11.3. Partial nullity. If any clause of this Contract is, for any reasons, declared invalid, illegal or unenforceable, such decision shall not affect the validity and effectiveness of the other provision, which shall remain in force, as if the clause declared invalid, illegal, or unenforceable has never been written, the Parties being obliged to make their best efforts to attain the objectives of the null, invalid, or ineffective provision through a mutual agreement, and also by means of including a substitute provision.
11.4. Binding Document. This Contract, duly signed by both Parties, binds the Client and the Contractor, and their successors at any title, constituting an out-of-court executive title, under the terms of article 585, II of the Brazilian Civil Procedural Code.
11.6. Independence and Autonomy of the Parties. The Parties expressly recognize that, by force of this Contract, no corporate relation, as well as no job relation is created between OOZO and OOZO User, including their employees, service providers, and representatives.
11.7. Maturity of obligations. All the obligations provided for in this Contract, and which have specific deadlines, shall be considered mature with no need of any type of notification or interpellation of one Party to the other.
11.8. Full Agreement. This Contract comprises the totality of what was agreed on by the Parties, thus regulating every legal relation existing between them, and replacing possible verbal or written agreements, letters and/or previous documents.

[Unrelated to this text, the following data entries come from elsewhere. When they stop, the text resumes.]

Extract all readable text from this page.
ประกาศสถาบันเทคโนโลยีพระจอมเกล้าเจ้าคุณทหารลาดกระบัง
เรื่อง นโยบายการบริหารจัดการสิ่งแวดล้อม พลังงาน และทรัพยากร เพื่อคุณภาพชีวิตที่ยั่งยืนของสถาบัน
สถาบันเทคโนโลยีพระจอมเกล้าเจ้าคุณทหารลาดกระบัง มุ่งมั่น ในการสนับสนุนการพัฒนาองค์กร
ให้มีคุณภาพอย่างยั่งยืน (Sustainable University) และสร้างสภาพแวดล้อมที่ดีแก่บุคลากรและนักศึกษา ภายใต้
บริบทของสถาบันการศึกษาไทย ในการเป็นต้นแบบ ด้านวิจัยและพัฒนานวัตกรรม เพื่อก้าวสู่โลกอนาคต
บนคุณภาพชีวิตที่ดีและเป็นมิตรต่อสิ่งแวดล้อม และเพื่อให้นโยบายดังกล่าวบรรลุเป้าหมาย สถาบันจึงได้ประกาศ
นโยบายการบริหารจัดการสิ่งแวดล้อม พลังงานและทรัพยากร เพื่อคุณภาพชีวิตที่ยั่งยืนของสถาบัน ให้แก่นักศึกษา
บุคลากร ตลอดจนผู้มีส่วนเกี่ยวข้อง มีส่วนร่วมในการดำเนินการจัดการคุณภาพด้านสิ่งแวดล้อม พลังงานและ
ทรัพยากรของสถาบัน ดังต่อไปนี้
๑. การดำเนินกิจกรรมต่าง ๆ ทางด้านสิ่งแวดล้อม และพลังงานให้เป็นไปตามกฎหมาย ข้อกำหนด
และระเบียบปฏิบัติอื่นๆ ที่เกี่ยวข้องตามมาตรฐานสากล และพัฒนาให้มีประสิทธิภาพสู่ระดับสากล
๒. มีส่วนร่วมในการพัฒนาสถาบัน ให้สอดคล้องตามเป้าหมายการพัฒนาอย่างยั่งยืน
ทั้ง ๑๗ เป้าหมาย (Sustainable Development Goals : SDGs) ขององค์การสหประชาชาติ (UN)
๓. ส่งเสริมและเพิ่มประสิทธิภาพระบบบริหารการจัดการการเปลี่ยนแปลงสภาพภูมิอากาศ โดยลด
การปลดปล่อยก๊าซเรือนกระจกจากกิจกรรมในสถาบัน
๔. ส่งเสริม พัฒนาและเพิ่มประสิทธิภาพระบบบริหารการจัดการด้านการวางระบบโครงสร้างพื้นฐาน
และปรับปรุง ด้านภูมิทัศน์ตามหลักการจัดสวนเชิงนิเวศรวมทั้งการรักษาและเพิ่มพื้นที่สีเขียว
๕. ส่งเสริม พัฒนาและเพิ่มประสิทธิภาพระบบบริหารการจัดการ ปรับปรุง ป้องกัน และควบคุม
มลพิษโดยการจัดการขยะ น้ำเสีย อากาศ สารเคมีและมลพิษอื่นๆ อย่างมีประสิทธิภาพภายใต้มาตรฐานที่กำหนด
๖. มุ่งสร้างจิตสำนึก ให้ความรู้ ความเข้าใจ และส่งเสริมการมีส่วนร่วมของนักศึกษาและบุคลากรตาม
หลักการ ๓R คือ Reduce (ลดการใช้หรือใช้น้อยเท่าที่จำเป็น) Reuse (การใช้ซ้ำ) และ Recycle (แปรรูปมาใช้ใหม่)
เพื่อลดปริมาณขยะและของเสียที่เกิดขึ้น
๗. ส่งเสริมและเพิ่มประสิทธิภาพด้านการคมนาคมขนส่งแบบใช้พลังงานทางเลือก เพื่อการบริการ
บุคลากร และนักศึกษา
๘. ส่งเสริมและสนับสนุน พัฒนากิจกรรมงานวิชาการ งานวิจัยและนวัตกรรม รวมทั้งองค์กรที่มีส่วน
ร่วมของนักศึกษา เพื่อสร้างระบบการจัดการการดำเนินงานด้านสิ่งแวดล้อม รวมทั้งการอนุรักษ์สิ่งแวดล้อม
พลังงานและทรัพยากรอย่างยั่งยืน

11.9. Applicable law. This Contract shall be governed by and construed in accordance with the laws of the Federative Republic of Brazil.
12.1. The Parties elect the central court of the jurisdiction of the City of São Paulo, State of São Paulo, as competent to resolve all disputes and/or controversies arising from this Agreement, expressly waiving any other, however privileged it is.
And, for having agreed, the parties sign this CONTRACT of Services Provision in 2 (two) counterparts of the same contents and form, in the presence of the witnesses hereinafter listed.